Microservices : Key Benefits


Ideal granularity to enable agility and reuse

Microservices typically run in individual processes, giving them an ideal level of granularity: neither too small nor too big. Typically, each Microservice implements a single business function, which ensures that the interfaces remain simple (typically one or a few inputs and a similar number of outputs). Because of their simple, often data-format-driven interfaces, Microservices can be rapidly and efficiently "rewired", allowing developers to prototype multiple scenarios of a solution very rapidly. Such agility is impossible to achieve with monolithc application development techniques and difficult even with classic SOA approaches. Combined with a platform that allows dynamic deployment, Microservices can be deployed as 'agents' at runtime to remote machines across cloud and hybrid environments; Solution composition can thus be performed on a single machine, while the Microservices in the composed assembly are deployed on demand across the cloud or enterprise as required at runtime, leading to the ultimate deployment agility.

Easy, unbounded Scalability

Since each Microservice typically runs in its own process and is stateless (in the sense that there is no centralized state-manager in a well-implemented Microservices Plarform), it can be scaled and managed independently of other Microservices in an assembly. For instance, if a given Microservice participating in an application is performing poorly, it is possible to redeploy it by simply moving it to a more powerful hardware platform. The redeployment does not affect other Microservices sending messages to (or receiving messages from) the Microservice being scaled. Multiple concurrently running copies of a single Microservice can be created and deployed easily across the enterprise network or cloud, allowing performance to be scaled linearly by distributing incoming messages across multiple instances of the Microservice as required.

Independent Teams for Service Development and Application Assembly

In the Microservices approach, Service-development is separated from Application Assembly. Further each Microservice (or set of Microservices relevant to a particular business domain) is typically developed by an independent team, where each team has all the required expertise (including core domain knowledge, user-interface development skills, etc.). Once developed and tested, the Microservices are typically published to a 'registry' on the Microservices Platform. Instances of multiple services can then be used to create application assemblies to accomplish a given business task. This independence and separation of development, both of the Microservices themselves and later of the application assembly, enables further agility and better quality in the creation of end-user business solutions. Unlike Monolithic systems, applications are not developed ground-up in the Microservices approach; rather, they are assembled from previous built and tested Microservices.

Multi-language Development for added Flexibility

Each Microservice can be developed in any programming language, allowing true multi-language, multi-platform flexibility in application deployment.
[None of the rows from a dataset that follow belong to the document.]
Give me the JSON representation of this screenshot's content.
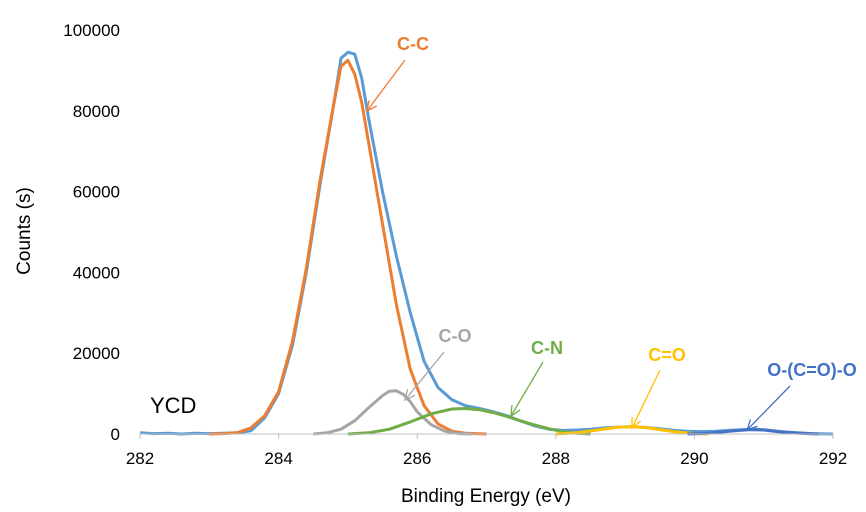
{
  "chart_data": {
    "type": "line",
    "title": "",
    "xlabel": "Binding Energy (eV)",
    "ylabel": "Counts (s)",
    "xlim": [
      282,
      292
    ],
    "ylim": [
      0,
      100000
    ],
    "xticks": [
      282,
      284,
      286,
      288,
      290,
      292
    ],
    "yticks": [
      0,
      20000,
      40000,
      60000,
      80000,
      100000
    ],
    "grid": false,
    "sample_label": "YCD",
    "series": [
      {
        "color": "#5B9BD5",
        "points": [
          [
            282.0,
            300
          ],
          [
            282.2,
            100
          ],
          [
            282.4,
            200
          ],
          [
            282.6,
            0
          ],
          [
            282.8,
            200
          ],
          [
            283.0,
            100
          ],
          [
            283.2,
            200
          ],
          [
            283.4,
            300
          ],
          [
            283.6,
            800
          ],
          [
            283.8,
            4000
          ],
          [
            284.0,
            10000
          ],
          [
            284.2,
            22000
          ],
          [
            284.4,
            40000
          ],
          [
            284.6,
            62000
          ],
          [
            284.8,
            82000
          ],
          [
            284.9,
            93000
          ],
          [
            285.0,
            94500
          ],
          [
            285.1,
            94000
          ],
          [
            285.2,
            88000
          ],
          [
            285.3,
            78000
          ],
          [
            285.5,
            60000
          ],
          [
            285.7,
            44000
          ],
          [
            285.9,
            30000
          ],
          [
            286.1,
            18000
          ],
          [
            286.3,
            11500
          ],
          [
            286.5,
            8500
          ],
          [
            286.7,
            7000
          ],
          [
            286.9,
            6300
          ],
          [
            287.1,
            5500
          ],
          [
            287.3,
            4500
          ],
          [
            287.5,
            3200
          ],
          [
            287.7,
            2000
          ],
          [
            287.9,
            1200
          ],
          [
            288.1,
            900
          ],
          [
            288.3,
            1000
          ],
          [
            288.5,
            1200
          ],
          [
            288.7,
            1500
          ],
          [
            288.9,
            1700
          ],
          [
            289.1,
            1800
          ],
          [
            289.3,
            1600
          ],
          [
            289.5,
            1300
          ],
          [
            289.7,
            900
          ],
          [
            289.9,
            700
          ],
          [
            290.1,
            600
          ],
          [
            290.3,
            700
          ],
          [
            290.5,
            900
          ],
          [
            290.7,
            1100
          ],
          [
            290.9,
            1200
          ],
          [
            291.1,
            900
          ],
          [
            291.3,
            500
          ],
          [
            291.5,
            300
          ],
          [
            291.7,
            100
          ],
          [
            292.0,
            0
          ]
        ]
      },
      {
        "color": "#ED7D31",
        "points": [
          [
            283.0,
            0
          ],
          [
            283.2,
            100
          ],
          [
            283.4,
            300
          ],
          [
            283.6,
            1500
          ],
          [
            283.8,
            4500
          ],
          [
            284.0,
            10500
          ],
          [
            284.2,
            23000
          ],
          [
            284.4,
            41000
          ],
          [
            284.6,
            63000
          ],
          [
            284.8,
            82000
          ],
          [
            284.9,
            91000
          ],
          [
            285.0,
            92500
          ],
          [
            285.1,
            89000
          ],
          [
            285.2,
            82000
          ],
          [
            285.3,
            72000
          ],
          [
            285.5,
            52000
          ],
          [
            285.7,
            32000
          ],
          [
            285.9,
            16000
          ],
          [
            286.1,
            7000
          ],
          [
            286.3,
            2500
          ],
          [
            286.5,
            700
          ],
          [
            286.7,
            200
          ],
          [
            287.0,
            0
          ]
        ]
      },
      {
        "color": "#A5A5A5",
        "points": [
          [
            284.5,
            0
          ],
          [
            284.7,
            300
          ],
          [
            284.9,
            1200
          ],
          [
            285.1,
            3300
          ],
          [
            285.3,
            6500
          ],
          [
            285.5,
            9500
          ],
          [
            285.6,
            10600
          ],
          [
            285.7,
            10700
          ],
          [
            285.8,
            9800
          ],
          [
            285.9,
            8000
          ],
          [
            286.0,
            5500
          ],
          [
            286.2,
            2300
          ],
          [
            286.4,
            700
          ],
          [
            286.6,
            100
          ],
          [
            286.8,
            0
          ]
        ]
      },
      {
        "color": "#70AD47",
        "points": [
          [
            285.0,
            0
          ],
          [
            285.3,
            300
          ],
          [
            285.6,
            1200
          ],
          [
            285.9,
            3000
          ],
          [
            286.2,
            5000
          ],
          [
            286.5,
            6200
          ],
          [
            286.7,
            6300
          ],
          [
            286.9,
            6000
          ],
          [
            287.1,
            5300
          ],
          [
            287.3,
            4300
          ],
          [
            287.5,
            3200
          ],
          [
            287.7,
            2200
          ],
          [
            287.9,
            1300
          ],
          [
            288.1,
            600
          ],
          [
            288.3,
            200
          ],
          [
            288.5,
            0
          ]
        ]
      },
      {
        "color": "#FFC000",
        "points": [
          [
            288.0,
            0
          ],
          [
            288.3,
            300
          ],
          [
            288.6,
            1000
          ],
          [
            288.9,
            1700
          ],
          [
            289.1,
            1800
          ],
          [
            289.3,
            1600
          ],
          [
            289.5,
            1100
          ],
          [
            289.7,
            600
          ],
          [
            290.0,
            100
          ],
          [
            290.2,
            0
          ]
        ]
      },
      {
        "color": "#4472C4",
        "points": [
          [
            289.9,
            0
          ],
          [
            290.2,
            200
          ],
          [
            290.5,
            700
          ],
          [
            290.8,
            1100
          ],
          [
            291.0,
            1000
          ],
          [
            291.2,
            600
          ],
          [
            291.5,
            200
          ],
          [
            291.8,
            0
          ]
        ]
      }
    ],
    "annotations": [
      {
        "text": "C-C",
        "color": "#ED7D31"
      },
      {
        "text": "C-O",
        "color": "#A5A5A5"
      },
      {
        "text": "C-N",
        "color": "#70AD47"
      },
      {
        "text": "C=O",
        "color": "#FFC000"
      },
      {
        "text": "O-(C=O)-O",
        "color": "#4472C4"
      }
    ]
  }
}
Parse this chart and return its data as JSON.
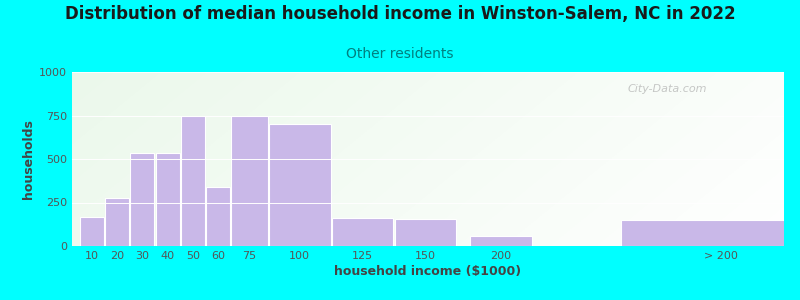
{
  "title": "Distribution of median household income in Winston-Salem, NC in 2022",
  "subtitle": "Other residents",
  "xlabel": "household income ($1000)",
  "ylabel": "households",
  "background_color": "#00FFFF",
  "bar_color": "#c9b8e8",
  "bar_edge_color": "#ffffff",
  "values": [
    165,
    275,
    535,
    535,
    750,
    340,
    750,
    700,
    160,
    155,
    55,
    150
  ],
  "bar_lefts": [
    5,
    15,
    25,
    35,
    45,
    55,
    65,
    80,
    105,
    130,
    160,
    220
  ],
  "bar_widths": [
    10,
    10,
    10,
    10,
    10,
    10,
    15,
    25,
    25,
    25,
    25,
    80
  ],
  "xlim": [
    2,
    285
  ],
  "ylim": [
    0,
    1000
  ],
  "yticks": [
    0,
    250,
    500,
    750,
    1000
  ],
  "xtick_labels": [
    "10",
    "20",
    "30",
    "40",
    "50",
    "60",
    "75",
    "100",
    "125",
    "150",
    "200",
    "> 200"
  ],
  "xtick_positions": [
    10,
    20,
    30,
    40,
    50,
    60,
    72.5,
    92.5,
    117.5,
    142.5,
    172.5,
    260
  ],
  "title_fontsize": 12,
  "subtitle_fontsize": 10,
  "subtitle_color": "#008080",
  "axis_label_fontsize": 9,
  "tick_fontsize": 8,
  "watermark": "City-Data.com"
}
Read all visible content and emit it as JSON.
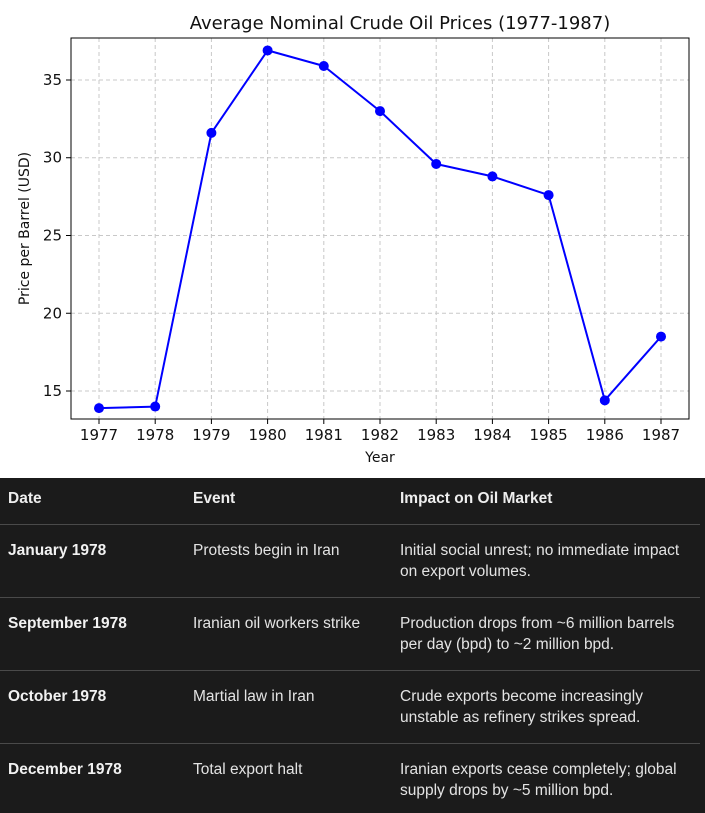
{
  "chart_data": {
    "type": "line",
    "title": "Average Nominal Crude Oil Prices (1977-1987)",
    "xlabel": "Year",
    "ylabel": "Price per Barrel (USD)",
    "x": [
      "1977",
      "1978",
      "1979",
      "1980",
      "1981",
      "1982",
      "1983",
      "1984",
      "1985",
      "1986",
      "1987"
    ],
    "series": [
      {
        "values": [
          13.9,
          14.0,
          31.6,
          36.9,
          35.9,
          33.0,
          29.6,
          28.8,
          27.6,
          14.4,
          18.5
        ]
      }
    ],
    "yticks": [
      15,
      20,
      25,
      30,
      35
    ],
    "ylim": [
      13.2,
      37.7
    ],
    "grid": true,
    "line_color": "#0000ff"
  },
  "table": {
    "headers": [
      "Date",
      "Event",
      "Impact on Oil Market"
    ],
    "rows": [
      {
        "date": "January 1978",
        "event": "Protests begin in Iran",
        "impact": "Initial social unrest; no immediate impact on export volumes."
      },
      {
        "date": "September 1978",
        "event": "Iranian oil workers strike",
        "impact": "Production drops from ~6 million barrels per day (bpd) to ~2 million bpd."
      },
      {
        "date": "October 1978",
        "event": "Martial law in Iran",
        "impact": "Crude exports become increasingly unstable as refinery strikes spread."
      },
      {
        "date": "December 1978",
        "event": "Total export halt",
        "impact": "Iranian exports cease completely; global supply drops by ~5 million bpd."
      }
    ]
  }
}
For instance, a single application assembly can be composed using Microservices written in Java, C, C++ and C# and JavaScript, since each Microservice can be written in any programming language chosen by the developer(s) of the Microservice. This level of flexibility is again in stark contrast with existing Monolithic application development techniques, where systems are typically tightly coupled and typically developed in a single, chosen programming language.

Easier testing and deployment across multiple Environments

Since each Microservice is designed, built and tested in an independent team responsible for ensuring both the correctness and quality of the developed Service, the Application developer assembling multiple Microservices to solve a business problem has a relatively stronger degree of confidence in the individual components of his/her solution in comparison with the monolithic approach. For each Microservice, it is possible to set 'profiles' for multiple environments including Development, Test, Staging and Production. To move an entire application assembly from "Development" to "Testing" (or another downstream environment like "Staging" or "Production"), all that the application composer needs to do is choose the target environment; the underlying platform then picks up the relevant profiles, applies them to each Microservice in the assembly, and moves the entire assembly to the new environment. This dramatically eased, automated deployment process is again in stark contrast to the monolithic approach, which is typically script-based and error-prone.